I’m so mad at him now for toying with me, for dangling the idea in front of me and yanking it away. I turn on my heel, face flushed, and head for the bathroom.
“You know why you’re going to die, Meg?” he asks, before I make it through the door.
“Because I’m not loving and vulnerable enough to appease the Morelli gods?” I ask, my tone dripping with disdain.
Ignoring my jab, he says, “Because you’re still trying to control everything. You are not in control. You fucked up big time and you’re at his mercy now. Accept it.”
“He hates me,” I state. “He isn’t going to give me mercy.”
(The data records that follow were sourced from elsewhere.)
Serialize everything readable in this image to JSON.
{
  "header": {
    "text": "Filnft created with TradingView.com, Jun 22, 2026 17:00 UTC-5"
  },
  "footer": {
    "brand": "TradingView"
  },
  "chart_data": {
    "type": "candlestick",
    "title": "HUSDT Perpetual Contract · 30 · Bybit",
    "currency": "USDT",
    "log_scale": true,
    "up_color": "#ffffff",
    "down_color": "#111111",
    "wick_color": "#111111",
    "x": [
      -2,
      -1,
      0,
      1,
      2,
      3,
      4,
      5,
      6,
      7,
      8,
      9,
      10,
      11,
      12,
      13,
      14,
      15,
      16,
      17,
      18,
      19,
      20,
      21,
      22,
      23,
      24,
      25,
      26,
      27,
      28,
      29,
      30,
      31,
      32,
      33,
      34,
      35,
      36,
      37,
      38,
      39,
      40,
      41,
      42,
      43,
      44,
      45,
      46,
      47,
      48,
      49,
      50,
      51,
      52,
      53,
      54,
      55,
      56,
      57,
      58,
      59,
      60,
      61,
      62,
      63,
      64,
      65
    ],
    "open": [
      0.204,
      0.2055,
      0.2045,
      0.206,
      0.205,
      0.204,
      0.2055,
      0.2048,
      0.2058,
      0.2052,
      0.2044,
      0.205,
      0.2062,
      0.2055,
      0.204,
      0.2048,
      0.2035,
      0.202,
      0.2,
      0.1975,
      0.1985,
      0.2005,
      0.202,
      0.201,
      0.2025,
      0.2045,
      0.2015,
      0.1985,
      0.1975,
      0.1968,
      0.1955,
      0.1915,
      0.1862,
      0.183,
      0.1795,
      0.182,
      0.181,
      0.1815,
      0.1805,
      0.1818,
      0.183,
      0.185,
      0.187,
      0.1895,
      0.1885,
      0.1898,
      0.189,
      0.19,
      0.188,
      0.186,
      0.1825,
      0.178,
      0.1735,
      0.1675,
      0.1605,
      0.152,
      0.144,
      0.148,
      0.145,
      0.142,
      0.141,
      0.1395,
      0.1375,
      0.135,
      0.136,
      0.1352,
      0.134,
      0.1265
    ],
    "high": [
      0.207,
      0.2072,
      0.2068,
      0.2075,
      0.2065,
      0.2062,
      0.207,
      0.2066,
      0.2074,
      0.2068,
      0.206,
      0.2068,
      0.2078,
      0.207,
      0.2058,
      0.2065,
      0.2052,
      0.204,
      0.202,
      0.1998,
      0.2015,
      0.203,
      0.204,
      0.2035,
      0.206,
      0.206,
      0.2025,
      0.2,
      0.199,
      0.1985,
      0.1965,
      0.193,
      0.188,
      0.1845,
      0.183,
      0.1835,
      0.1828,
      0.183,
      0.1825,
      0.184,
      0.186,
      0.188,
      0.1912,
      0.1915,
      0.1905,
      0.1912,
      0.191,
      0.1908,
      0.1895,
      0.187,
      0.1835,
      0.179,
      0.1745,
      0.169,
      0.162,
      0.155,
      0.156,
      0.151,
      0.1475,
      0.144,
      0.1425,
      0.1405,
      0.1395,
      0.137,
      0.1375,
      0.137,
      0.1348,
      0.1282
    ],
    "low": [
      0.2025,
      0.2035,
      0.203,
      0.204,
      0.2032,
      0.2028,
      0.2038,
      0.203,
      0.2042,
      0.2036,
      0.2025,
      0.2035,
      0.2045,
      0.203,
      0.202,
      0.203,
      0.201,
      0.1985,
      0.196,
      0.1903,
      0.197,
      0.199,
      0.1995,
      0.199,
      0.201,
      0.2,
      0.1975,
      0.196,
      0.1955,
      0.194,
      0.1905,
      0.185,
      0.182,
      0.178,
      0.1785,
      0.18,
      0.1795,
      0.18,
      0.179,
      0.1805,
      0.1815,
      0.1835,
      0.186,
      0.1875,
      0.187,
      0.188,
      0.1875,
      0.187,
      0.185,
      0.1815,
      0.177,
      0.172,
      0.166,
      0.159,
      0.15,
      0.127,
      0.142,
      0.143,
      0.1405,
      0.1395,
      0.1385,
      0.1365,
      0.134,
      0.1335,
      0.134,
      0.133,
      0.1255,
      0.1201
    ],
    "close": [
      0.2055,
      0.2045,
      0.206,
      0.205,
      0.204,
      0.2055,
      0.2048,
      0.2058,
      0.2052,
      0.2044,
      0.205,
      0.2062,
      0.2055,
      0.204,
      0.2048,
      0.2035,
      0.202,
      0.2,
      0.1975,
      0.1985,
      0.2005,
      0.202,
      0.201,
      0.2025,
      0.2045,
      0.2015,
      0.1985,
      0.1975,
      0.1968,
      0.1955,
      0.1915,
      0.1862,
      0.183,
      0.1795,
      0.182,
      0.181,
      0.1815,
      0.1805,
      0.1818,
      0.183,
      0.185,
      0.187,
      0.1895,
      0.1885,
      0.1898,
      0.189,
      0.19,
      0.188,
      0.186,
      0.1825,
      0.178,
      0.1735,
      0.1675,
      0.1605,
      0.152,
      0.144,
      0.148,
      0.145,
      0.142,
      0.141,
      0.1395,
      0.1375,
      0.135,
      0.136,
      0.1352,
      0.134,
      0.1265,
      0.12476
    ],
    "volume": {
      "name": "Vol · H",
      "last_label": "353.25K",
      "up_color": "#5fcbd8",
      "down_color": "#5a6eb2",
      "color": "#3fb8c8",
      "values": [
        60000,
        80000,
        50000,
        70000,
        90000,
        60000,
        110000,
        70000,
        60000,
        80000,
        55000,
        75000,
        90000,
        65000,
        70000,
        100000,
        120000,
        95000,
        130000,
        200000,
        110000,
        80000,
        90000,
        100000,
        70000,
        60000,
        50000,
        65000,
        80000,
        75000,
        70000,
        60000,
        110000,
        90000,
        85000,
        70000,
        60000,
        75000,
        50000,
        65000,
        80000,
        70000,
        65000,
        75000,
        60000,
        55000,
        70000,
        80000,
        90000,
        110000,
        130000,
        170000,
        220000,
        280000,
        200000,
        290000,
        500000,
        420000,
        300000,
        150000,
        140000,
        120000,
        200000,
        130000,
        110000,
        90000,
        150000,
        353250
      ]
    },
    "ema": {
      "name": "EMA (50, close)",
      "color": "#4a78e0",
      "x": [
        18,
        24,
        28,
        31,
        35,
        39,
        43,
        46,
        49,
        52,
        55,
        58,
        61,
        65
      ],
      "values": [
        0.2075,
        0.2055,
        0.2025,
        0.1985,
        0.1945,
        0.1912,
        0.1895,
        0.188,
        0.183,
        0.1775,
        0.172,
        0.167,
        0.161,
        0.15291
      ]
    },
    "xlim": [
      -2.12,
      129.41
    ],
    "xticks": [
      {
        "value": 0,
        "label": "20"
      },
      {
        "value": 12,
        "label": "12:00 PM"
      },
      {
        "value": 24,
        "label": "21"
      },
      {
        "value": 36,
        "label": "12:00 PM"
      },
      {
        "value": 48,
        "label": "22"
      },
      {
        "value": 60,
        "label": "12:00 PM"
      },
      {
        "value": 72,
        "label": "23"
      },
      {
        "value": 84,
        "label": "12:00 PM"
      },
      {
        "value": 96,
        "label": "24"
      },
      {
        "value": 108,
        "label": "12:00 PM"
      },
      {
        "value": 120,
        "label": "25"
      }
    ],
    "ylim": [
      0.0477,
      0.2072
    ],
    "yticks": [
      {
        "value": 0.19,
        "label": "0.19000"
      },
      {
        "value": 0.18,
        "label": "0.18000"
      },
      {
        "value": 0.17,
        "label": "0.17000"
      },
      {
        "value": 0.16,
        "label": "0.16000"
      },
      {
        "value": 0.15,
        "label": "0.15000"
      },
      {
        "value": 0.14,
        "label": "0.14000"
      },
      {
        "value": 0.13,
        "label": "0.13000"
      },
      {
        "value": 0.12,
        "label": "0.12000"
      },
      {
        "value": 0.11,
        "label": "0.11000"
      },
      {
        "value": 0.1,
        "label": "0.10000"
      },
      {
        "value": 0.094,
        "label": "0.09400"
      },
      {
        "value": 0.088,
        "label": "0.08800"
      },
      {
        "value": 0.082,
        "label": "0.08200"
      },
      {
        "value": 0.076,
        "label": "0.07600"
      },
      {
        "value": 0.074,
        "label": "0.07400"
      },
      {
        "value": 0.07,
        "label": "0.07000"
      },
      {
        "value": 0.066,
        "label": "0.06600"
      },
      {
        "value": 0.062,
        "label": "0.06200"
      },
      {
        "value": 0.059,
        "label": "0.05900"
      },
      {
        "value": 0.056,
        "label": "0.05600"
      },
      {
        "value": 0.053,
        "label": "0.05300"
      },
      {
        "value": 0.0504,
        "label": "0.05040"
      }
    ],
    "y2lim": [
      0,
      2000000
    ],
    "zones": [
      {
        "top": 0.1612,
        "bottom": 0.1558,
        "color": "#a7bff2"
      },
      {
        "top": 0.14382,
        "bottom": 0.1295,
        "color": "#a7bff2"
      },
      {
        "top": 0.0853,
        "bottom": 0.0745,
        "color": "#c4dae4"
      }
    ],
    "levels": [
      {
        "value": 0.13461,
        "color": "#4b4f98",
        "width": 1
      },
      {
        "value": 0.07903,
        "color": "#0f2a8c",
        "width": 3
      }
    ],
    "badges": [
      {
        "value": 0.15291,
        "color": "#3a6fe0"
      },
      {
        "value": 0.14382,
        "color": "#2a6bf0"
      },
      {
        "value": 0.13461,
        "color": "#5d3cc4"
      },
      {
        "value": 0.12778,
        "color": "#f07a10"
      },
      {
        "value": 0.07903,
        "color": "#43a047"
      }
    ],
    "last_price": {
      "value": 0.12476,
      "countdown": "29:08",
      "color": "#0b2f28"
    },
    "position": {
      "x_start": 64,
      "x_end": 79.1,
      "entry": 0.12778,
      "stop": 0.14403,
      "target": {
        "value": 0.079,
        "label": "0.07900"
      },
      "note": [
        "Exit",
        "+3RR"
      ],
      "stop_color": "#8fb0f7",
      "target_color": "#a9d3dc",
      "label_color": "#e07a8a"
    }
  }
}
“Have you given him a reason to?” He pauses for just a second, then he says, “Or are you keeping your guard up like it’s going to save your life? ‘Cause I don’t know what his plan is, but I do know this—that guard is never going to save you. It’s gonna get you killed.”
“Well, if he needs to kill me for not being like Mia, so be it.”
“Don’t be stupid. He’s not going to kill you for not being like Mia,” Rafe states, his tone harder than I’ve heard it thus far. “He’s going to kill you for the same reason he killed Beth—because you’re being a stupid, selfish bitch.”